Çilem Doğan davasının karar duruşması dün Adana 10. Ağır Ceza Mahkemesi’nde görüldü. Doğan'a "haksiz tahrik altında kasten adam öldürmek"ten 18 yıl hapis cezası verildi. İyi hâl indirimi sonucu Çilem Doğan 15 yıl hapis cezasına çarptırıldı.
Yargı, kadınlara ya şiddet görerek yaşamayı ve bunun sonunda ölmeyi, ya da 15 yıl hapis yatmayı öneriyor.
Çilem Doğan davanın önceki duruşmalarında, eşinden sürekli şiddet gördüğünü, ölmekten korktuğunu vurgulayarak, eşinin akrabalarıyla birlikte çek senet çetesi kurduğunu ve bu durumu polise ihbar ettiğini ancak polislerin kendisini kullanarak eşinin tüm hareketlerinin kendilerine bildirilmesini istediğini söylemişti. Çilem, Adem isimli bir polisin de sürekli olarak eşi ile görüştüğünü ve kuryelik yaptığını anlatmıştı. Bu durumu da bildirmesine rağmen polislerin bir şey yapmadığını söyleyen Çilem, eşinden ayrılmak istediğinde ise kardeşi ve annesiyle tehdit edildiğini, bu nedenle boşanamadığını ifade etmişti.
Çilem Doğan yaşadıklarını şöyle anlatmıştı:
"Azrail evde canımı alacak gibi bekliyordu. Olaydan bir gün önce bir numara aradı. Adamın şirket hattını aramış. Nerdesin dedim. Bekle geliyorum dedi. Beni öldürmesini bekledim.
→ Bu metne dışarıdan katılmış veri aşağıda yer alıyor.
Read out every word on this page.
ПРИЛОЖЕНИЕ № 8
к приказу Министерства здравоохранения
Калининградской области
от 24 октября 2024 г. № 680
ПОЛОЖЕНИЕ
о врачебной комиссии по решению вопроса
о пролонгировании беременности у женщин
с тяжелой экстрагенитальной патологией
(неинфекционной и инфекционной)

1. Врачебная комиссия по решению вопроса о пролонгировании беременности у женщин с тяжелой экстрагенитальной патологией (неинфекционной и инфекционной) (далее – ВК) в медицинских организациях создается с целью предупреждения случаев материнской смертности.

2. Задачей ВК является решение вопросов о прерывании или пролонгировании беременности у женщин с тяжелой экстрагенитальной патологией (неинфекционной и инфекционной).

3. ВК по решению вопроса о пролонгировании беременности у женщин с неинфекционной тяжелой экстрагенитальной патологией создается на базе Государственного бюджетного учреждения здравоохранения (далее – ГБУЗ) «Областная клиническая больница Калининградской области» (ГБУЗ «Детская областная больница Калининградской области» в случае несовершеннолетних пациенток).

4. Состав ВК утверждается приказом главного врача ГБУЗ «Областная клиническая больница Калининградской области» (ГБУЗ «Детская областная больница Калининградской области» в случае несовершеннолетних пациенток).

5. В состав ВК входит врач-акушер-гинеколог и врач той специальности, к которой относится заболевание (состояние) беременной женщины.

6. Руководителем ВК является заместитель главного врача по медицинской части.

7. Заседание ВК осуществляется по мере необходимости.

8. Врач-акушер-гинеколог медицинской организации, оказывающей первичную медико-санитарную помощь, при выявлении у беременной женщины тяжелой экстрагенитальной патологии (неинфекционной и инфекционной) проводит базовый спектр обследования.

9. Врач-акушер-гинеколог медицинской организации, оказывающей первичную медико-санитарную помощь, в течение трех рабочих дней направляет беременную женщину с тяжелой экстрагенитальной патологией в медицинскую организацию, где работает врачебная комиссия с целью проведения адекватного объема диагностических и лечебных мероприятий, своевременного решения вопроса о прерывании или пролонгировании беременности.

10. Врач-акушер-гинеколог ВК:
Sabah saat 8'de kapım kırılırcasına çalıyordu. Hasan çalıyordu. Öleceğimi bilmeme rağmen açtım. Bana, 'götür bu çocuğu odaya' dedi. Bu adam kesin polislerle konuştuğumu öğrendi, dedim. Öldürecek beni. Yatak odasına geçtim. Silahını yastığının altına koydu. Çamaşırlarını astım. Niyetim zaman kazanmaktı. Yatak odasını kilitledim. Bana, 'hazırlan gidiyoruz. 3 kadın bir de sen' dedi. Saçımdan sürükledi, tekmeledi. Silah düştü patladı mı bile anlamadım. Çocuğumu aldım çıktım. Tekrar üstüme geldi bir boğuşma yaşadık. O sırada kaç defa ateş açtığımı hatırlamıyorum. Yaşam mücadelesi veriyordum. Ben vurunca yatağın yanına düştü. Altından kalkmak için mücadele ettim."